What Aquatic invasive species (AIS are): AIS are non-native plants and animals introduced into a water body with the potential to harm the environment, people and/or the economy.
Why you should care: AIS directly harm native species and cause billions of dollars in damage. For example, zebra mussels alone (which do not yet occur in the Pacific Region) have contributed to population crashes among native fish and wildlife in the Great Lakes and cost that region hundreds of millions of dollars each year. Nearly two-thirds of all endangered fish and clams have been impacted by invasive non-native species. In addition to posing threats to species, hydropower generation, municipal water supplies and agricultural irrigation can also suffer tremendous losses from aquatic invaders.
What USFWS is doing about it: For aquatic invaders, the Fisheries Program of the USFWS co-chairs the Aquatic Nuisance Species Task Force, where we work in coordination with other federal agencies and partners to prevent and control aquatic nuisance species and serve as a significant source of federal expertise and support for action-oriented partnerships.
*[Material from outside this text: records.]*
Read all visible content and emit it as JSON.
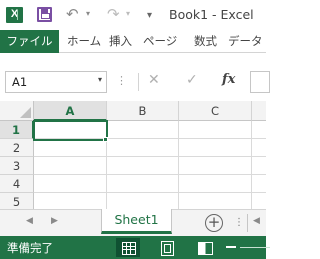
{
  "titlebar": {
    "app_icon_letter": "X",
    "quick_access": {
      "undo_glyph": "↶",
      "redo_glyph": "↷",
      "dropdown_glyph": "▾",
      "customize_glyph": "▾"
    },
    "window_title": "Book1 - Excel"
  },
  "ribbon": {
    "tabs": [
      {
        "label": "ファイル"
      },
      {
        "label": "ホーム"
      },
      {
        "label": "挿入"
      },
      {
        "label": "ページ"
      },
      {
        "label": "数式"
      },
      {
        "label": "データ"
      }
    ]
  },
  "formula_bar": {
    "name_box_value": "A1",
    "name_box_dropdown": "▾",
    "grip": "⋮",
    "cancel_glyph": "✕",
    "enter_glyph": "✓",
    "fx_label": "fx",
    "formula_value": ""
  },
  "grid": {
    "columns": [
      "A",
      "B",
      "C"
    ],
    "rows": [
      "1",
      "2",
      "3",
      "4",
      "5"
    ],
    "selected_cell": "A1"
  },
  "sheet_tabs": {
    "prev_glyph": "◀",
    "next_glyph": "▶",
    "active_sheet": "Sheet1",
    "add_glyph": "+",
    "more_glyph": "⋮",
    "scroll_glyph": "◀"
  },
  "status_bar": {
    "status_text": "準備完了",
    "brand_color": "#217346"
  }
}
In the Pacific Region, the 100th Meridian Initiative to prevent the western spread of the zebra mussel is one of our most important undertakings. We also provide funding to individual states (Oregon, Washington, Idaho and Hawaii) to help implement statewide aquatic nuisance species plans and also fund research on aquatic invasive species prevention and nuisance control. For example, USFWS is working in partnership with the University of Idaho and other organizations to reduce the spread and impacts of New Zealand Mud Snails.